Automatic classification of air tracks using raw video from a conventional surveillance radar

Abstract

Detecting the type of an airborne vehicle, such as an air plane or helicopter, spotted by a radar, can be very time consuming and expensive if done by examining sensor outputs. This might cause a problem if a potential threat has been detected since the type, and thereafter identity, of a vehicle must be determined rapidly. This thesis investigates the possibility of classifying jets and helicopters from raw video, collected by a conventional surveillance radar, using a neural network. The raw video is transformed from the time domain into the frequency domain using Fast Fourier Transformation and then plotted as either spectrograms or range doppler plots. In order to remove noise, the plots are filtered using the unsupervised algorithm k-means clustering. Different neural networks such as convolutional neural network (CNN), recurrent neural network (RNN) and convolutional recurrent neural network (CRNN) are then trained and evaluated on the plots remaining after filtering.

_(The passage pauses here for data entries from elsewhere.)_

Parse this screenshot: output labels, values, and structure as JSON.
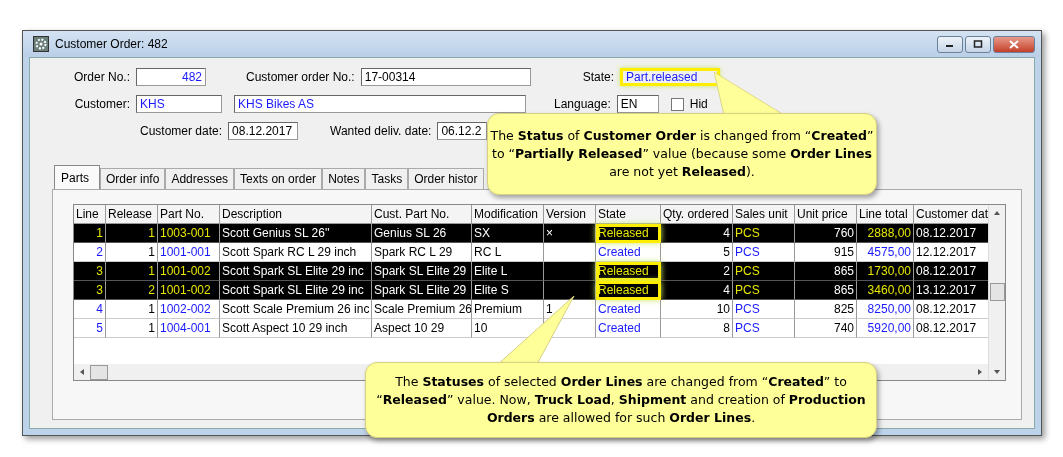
{
  "window": {
    "title": "Customer Order: 482"
  },
  "header": {
    "order_no_label": "Order No.:",
    "order_no": "482",
    "customer_order_no_label": "Customer order No.:",
    "customer_order_no": "17-00314",
    "state_label": "State:",
    "state": "Part.released",
    "state_highlighted": true,
    "customer_label": "Customer:",
    "customer_code": "KHS",
    "customer_name": "KHS Bikes AS",
    "language_label": "Language:",
    "language": "EN",
    "hide_closed": {
      "label": "Hid",
      "checked": false
    },
    "customer_date_label": "Customer date:",
    "customer_date": "08.12.2017",
    "wanted_date_label": "Wanted deliv. date:",
    "wanted_date": "06.12.2"
  },
  "tabs": [
    {
      "label": "Parts",
      "selected": true
    },
    {
      "label": "Order info",
      "selected": false
    },
    {
      "label": "Addresses",
      "selected": false
    },
    {
      "label": "Texts on order",
      "selected": false
    },
    {
      "label": "Notes",
      "selected": false
    },
    {
      "label": "Tasks",
      "selected": false
    },
    {
      "label": "Order histor",
      "selected": false
    }
  ],
  "table": {
    "columns": [
      "Line",
      "Release",
      "Part No.",
      "Description",
      "Cust. Part No.",
      "Modification",
      "Version",
      "State",
      "Qty. ordered",
      "Sales unit",
      "Unit price",
      "Line total",
      "Customer dat"
    ],
    "rows": [
      {
        "selected": true,
        "state_highlighted": true,
        "cells": [
          "1",
          "1",
          "1003-001",
          "Scott Genius SL 26''",
          "Genius SL 26",
          "SX",
          "×",
          "Released",
          "4",
          "PCS",
          "760",
          "2888,00",
          "08.12.2017"
        ]
      },
      {
        "selected": false,
        "state_highlighted": false,
        "cells": [
          "2",
          "1",
          "1001-001",
          "Scott Spark RC L 29 inch",
          "Spark RC L 29",
          "RC L",
          "",
          "Created",
          "5",
          "PCS",
          "915",
          "4575,00",
          "12.12.2017"
        ]
      },
      {
        "selected": true,
        "state_highlighted": true,
        "cells": [
          "3",
          "1",
          "1001-002",
          "Scott Spark SL Elite 29 inc",
          "Spark SL Elite 29",
          "Elite L",
          "",
          "Released",
          "2",
          "PCS",
          "865",
          "1730,00",
          "08.12.2017"
        ]
      },
      {
        "selected": true,
        "state_highlighted": true,
        "cells": [
          "3",
          "2",
          "1001-002",
          "Scott Spark SL Elite 29 inc",
          "Spark SL Elite 29",
          "Elite S",
          "",
          "Released",
          "4",
          "PCS",
          "865",
          "3460,00",
          "13.12.2017"
        ]
      },
      {
        "selected": false,
        "state_highlighted": false,
        "cells": [
          "4",
          "1",
          "1002-002",
          "Scott Scale Premium 26 inc",
          "Scale Premium 26",
          "Premium",
          "1",
          "Created",
          "10",
          "PCS",
          "825",
          "8250,00",
          "08.12.2017"
        ]
      },
      {
        "selected": false,
        "state_highlighted": false,
        "cells": [
          "5",
          "1",
          "1004-001",
          "Scott Aspect 10 29 inch",
          "Aspect 10 29",
          "10",
          "",
          "Created",
          "8",
          "PCS",
          "740",
          "5920,00",
          "08.12.2017"
        ]
      }
    ]
  },
  "callouts": [
    {
      "text": "The **Status** of **Customer Order** is changed from “**Created**” to “**Partially Released**” value (because some **Order Lines** are not yet **Released**)."
    },
    {
      "text": "The **Statuses** of selected **Order Lines** are changed from “**Created**” to “**Released**” value.  Now, **Truck Load**, **Shipment** and creation of **Production  Orders** are allowed for such **Order Lines**."
    }
  ]
}
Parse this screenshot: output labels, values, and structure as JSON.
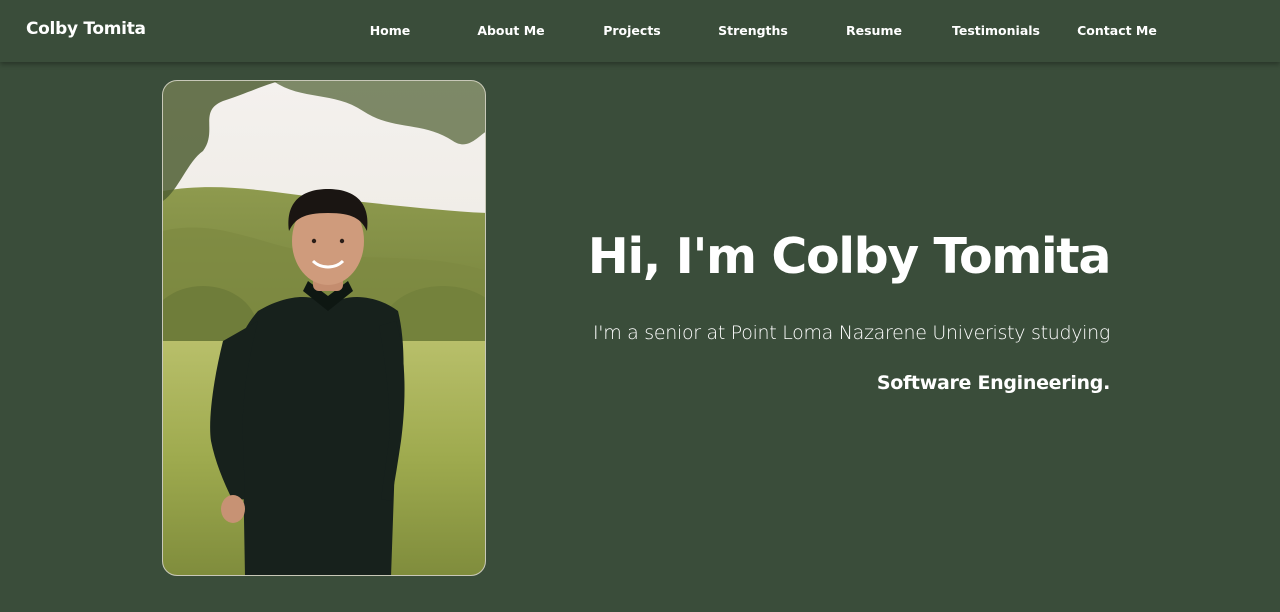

The plots are treated as images by the network. The results show that the CNN model trained on range doppler plots performs the best with a test accuracy of 90% and a validation accuracy of 83%. Our conclusion from this work is that it seems to be possible for a CNN to distinguish jets from helicopters when it is fed with images of Fast Fourier Transformed raw video, but some more research has to be done. Mainly, the model must be trained and tested on more data. The contribution this thesis provides is not only that it seems to be possible to classify jets and helicopters from raw video data in almost real time, depending on the performance of the computer being used, but also that it seems to be possible to receive a great accuracy when using a CNN for solving the task.